Figure 3: CaMeL (mostly) provides usable performance. With the exception of the travel suite, CaMeL does not excessively degrade utility compared to native tool calling APIs.
- Utility: CaMeL achieves 67% utility on AgentDojo with o1 as the backbone, only 2% lower than GPT-4o with native tool calling. Utility degradation is primarily due to tasks where the P-LLM cannot plan without access to untrusted data, or where tool APIs are underdocumented.
- Security: CaMeL reduces the number of successful prompt injection attacks to zero in most cases, outperforming all baseline defenses (tool filter, spotlighting, prompt sandwiching, instruction hierarchy).

Figure 4: Utility under attack: CaMeL preserves utility and blocks attacks, while baseline defenses suffer significant degradation.

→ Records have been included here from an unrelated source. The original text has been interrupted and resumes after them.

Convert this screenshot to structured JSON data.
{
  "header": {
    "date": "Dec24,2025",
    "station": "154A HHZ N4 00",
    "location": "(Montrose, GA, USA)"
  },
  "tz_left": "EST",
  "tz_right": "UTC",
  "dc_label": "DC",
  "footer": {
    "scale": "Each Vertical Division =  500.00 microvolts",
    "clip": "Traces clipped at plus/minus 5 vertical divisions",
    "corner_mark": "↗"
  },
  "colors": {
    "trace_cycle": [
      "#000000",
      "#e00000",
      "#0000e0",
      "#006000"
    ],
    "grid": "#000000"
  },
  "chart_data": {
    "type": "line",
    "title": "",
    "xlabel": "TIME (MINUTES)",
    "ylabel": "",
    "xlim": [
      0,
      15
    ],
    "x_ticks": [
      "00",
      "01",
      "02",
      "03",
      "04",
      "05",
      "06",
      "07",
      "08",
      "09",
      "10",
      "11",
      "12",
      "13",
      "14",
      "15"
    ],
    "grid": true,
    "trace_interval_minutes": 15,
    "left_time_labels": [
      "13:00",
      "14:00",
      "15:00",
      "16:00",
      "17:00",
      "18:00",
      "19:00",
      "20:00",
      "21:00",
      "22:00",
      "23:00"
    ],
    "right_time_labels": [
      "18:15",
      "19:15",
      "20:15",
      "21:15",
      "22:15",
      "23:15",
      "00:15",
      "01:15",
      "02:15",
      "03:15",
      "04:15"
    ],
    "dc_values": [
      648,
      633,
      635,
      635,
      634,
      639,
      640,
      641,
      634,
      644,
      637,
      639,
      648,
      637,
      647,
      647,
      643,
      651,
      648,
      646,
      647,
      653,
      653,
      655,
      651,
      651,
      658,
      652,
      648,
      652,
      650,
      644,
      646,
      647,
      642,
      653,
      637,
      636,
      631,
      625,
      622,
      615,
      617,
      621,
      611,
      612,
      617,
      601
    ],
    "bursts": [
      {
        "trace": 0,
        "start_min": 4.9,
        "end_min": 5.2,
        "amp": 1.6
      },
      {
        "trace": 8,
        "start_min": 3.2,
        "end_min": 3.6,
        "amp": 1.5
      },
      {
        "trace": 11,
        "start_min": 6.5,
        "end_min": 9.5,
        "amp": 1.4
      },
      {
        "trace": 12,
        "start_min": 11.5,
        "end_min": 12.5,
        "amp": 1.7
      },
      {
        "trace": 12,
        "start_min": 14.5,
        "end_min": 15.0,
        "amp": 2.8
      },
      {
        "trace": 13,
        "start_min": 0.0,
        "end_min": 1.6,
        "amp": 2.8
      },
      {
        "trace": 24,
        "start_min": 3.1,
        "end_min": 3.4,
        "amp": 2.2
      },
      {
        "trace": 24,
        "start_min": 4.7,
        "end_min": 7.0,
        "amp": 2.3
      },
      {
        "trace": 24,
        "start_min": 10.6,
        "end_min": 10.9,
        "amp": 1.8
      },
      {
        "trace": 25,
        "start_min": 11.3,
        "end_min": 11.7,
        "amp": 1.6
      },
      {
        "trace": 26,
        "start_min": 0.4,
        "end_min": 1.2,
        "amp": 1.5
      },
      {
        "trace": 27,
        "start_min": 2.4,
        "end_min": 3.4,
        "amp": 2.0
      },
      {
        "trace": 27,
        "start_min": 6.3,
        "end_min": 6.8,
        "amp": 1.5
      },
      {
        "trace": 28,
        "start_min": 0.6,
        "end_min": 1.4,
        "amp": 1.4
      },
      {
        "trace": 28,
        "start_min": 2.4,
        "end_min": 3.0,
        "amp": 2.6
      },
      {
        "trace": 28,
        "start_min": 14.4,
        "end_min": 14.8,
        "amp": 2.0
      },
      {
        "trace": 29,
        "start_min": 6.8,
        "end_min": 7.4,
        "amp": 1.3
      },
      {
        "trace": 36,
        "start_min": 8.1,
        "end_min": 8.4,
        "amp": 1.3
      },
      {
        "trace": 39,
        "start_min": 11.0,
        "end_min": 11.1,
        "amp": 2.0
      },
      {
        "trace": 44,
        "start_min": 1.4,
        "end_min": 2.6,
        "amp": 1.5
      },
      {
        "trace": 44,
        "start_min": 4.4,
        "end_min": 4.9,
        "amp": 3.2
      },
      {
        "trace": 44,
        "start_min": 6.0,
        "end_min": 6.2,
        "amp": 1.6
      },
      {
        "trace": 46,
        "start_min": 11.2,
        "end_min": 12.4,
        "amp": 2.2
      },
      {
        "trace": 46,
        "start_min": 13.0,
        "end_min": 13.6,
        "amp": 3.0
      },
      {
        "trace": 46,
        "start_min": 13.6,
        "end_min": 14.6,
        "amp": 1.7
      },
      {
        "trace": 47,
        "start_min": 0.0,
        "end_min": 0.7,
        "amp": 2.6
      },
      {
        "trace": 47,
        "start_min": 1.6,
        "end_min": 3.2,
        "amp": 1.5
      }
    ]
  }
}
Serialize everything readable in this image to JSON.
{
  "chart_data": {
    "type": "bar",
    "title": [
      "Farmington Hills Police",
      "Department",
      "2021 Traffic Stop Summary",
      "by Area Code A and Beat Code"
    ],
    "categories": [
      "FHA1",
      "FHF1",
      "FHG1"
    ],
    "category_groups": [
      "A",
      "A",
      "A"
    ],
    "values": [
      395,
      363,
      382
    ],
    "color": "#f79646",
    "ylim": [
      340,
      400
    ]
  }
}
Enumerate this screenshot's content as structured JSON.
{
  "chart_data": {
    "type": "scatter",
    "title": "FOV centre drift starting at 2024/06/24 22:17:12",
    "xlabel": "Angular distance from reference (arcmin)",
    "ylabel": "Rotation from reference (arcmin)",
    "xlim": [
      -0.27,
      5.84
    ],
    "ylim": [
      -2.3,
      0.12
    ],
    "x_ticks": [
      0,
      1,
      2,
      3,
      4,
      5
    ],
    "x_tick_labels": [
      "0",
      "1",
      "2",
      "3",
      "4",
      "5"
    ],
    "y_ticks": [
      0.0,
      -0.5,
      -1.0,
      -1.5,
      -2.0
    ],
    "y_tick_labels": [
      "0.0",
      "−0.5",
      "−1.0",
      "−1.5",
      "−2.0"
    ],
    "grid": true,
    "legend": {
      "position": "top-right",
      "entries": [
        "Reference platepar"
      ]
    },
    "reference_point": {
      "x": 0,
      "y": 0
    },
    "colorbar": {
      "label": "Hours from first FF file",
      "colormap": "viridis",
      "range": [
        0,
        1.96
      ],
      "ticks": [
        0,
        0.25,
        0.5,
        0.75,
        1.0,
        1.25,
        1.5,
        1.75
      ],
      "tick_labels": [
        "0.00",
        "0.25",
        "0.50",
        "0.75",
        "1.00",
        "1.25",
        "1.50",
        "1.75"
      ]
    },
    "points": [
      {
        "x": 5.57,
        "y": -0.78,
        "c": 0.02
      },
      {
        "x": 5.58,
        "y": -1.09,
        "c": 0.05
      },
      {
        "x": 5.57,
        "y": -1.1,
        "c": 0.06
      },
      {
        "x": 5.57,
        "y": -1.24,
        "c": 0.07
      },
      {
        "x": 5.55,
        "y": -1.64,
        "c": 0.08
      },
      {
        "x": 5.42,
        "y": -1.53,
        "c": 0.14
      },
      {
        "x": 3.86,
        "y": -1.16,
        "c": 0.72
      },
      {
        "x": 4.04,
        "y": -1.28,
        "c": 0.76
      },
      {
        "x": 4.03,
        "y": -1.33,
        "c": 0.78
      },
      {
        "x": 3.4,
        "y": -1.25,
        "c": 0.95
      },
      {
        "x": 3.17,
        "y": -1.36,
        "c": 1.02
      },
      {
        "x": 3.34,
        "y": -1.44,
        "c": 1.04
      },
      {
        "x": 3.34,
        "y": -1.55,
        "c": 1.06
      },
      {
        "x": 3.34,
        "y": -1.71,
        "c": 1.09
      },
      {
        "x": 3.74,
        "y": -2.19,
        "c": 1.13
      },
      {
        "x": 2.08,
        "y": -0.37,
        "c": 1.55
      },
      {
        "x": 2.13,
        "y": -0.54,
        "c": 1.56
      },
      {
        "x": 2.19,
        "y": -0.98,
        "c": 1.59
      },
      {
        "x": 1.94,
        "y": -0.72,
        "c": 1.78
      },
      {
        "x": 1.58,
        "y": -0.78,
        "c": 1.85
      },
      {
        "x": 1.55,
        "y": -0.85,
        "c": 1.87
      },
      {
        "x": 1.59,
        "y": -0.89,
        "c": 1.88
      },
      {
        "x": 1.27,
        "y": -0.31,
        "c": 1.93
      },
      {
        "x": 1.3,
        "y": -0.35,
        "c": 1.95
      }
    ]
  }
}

Figure 5: Utility, full results: CaMeL maintains high utility across most suites, with the exception of Travel due to API documentation gaps.
Overhead Analysis
CaMeL introduces a median 2.82× increase in input tokens and 2.73× in output tokens compared to native tool calling, primarily due to code generation and error correction. This overhead is considered acceptable given the security guarantees.

Figure 6: Input token usage increase: CaMeL’s overhead is moderate compared to the security benefits.
Limitations and Side Channels
While CaMeL provides strong isolation and policy enforcement, it is not immune to side-channel attacks, such as:
- Control-flow-based leaks: Adversaries can infer private data via observable side effects in control flow (e.g., number of tool calls).
- Exception-based leaks: Conditional exceptions can leak one bit of private data if not mitigated by STRICT mode.
- Timing channels: Not directly addressed, but mitigated by restricting access to timing APIs.
The system also requires comprehensive policy specification and may prompt users for approval in ambiguous cases, potentially leading to user fatigue.
Implications and Future Directions
CaMeL demonstrates that system-level security engineering can provide formal guarantees against prompt injection, independent of LLM robustness. This approach is extensible to other agentic security problems, such as insider threats and malicious tools, by enforcing policies at the orchestration layer.
Future work includes:
- Formal verification of the interpreter and policy enforcement.
- Integration with contextual integrity frameworks for automated policy derivation.
- Exploration of alternative programming languages with stronger type and error handling guarantees.
Conclusion
CaMeL represents a principled, system-level approach to defeating prompt injection attacks in LLM-based agents. By extracting explicit control and data flows, propagating fine-grained capabilities, and enforcing expressive security policies at the system layer, CaMeL achieves strong empirical and formal security guarantees with moderate utility overhead. This paradigm shifts the focus from probabilistic, model-centric defenses to verifiable, system-centric security, and sets a foundation for future research in secure agentic AI.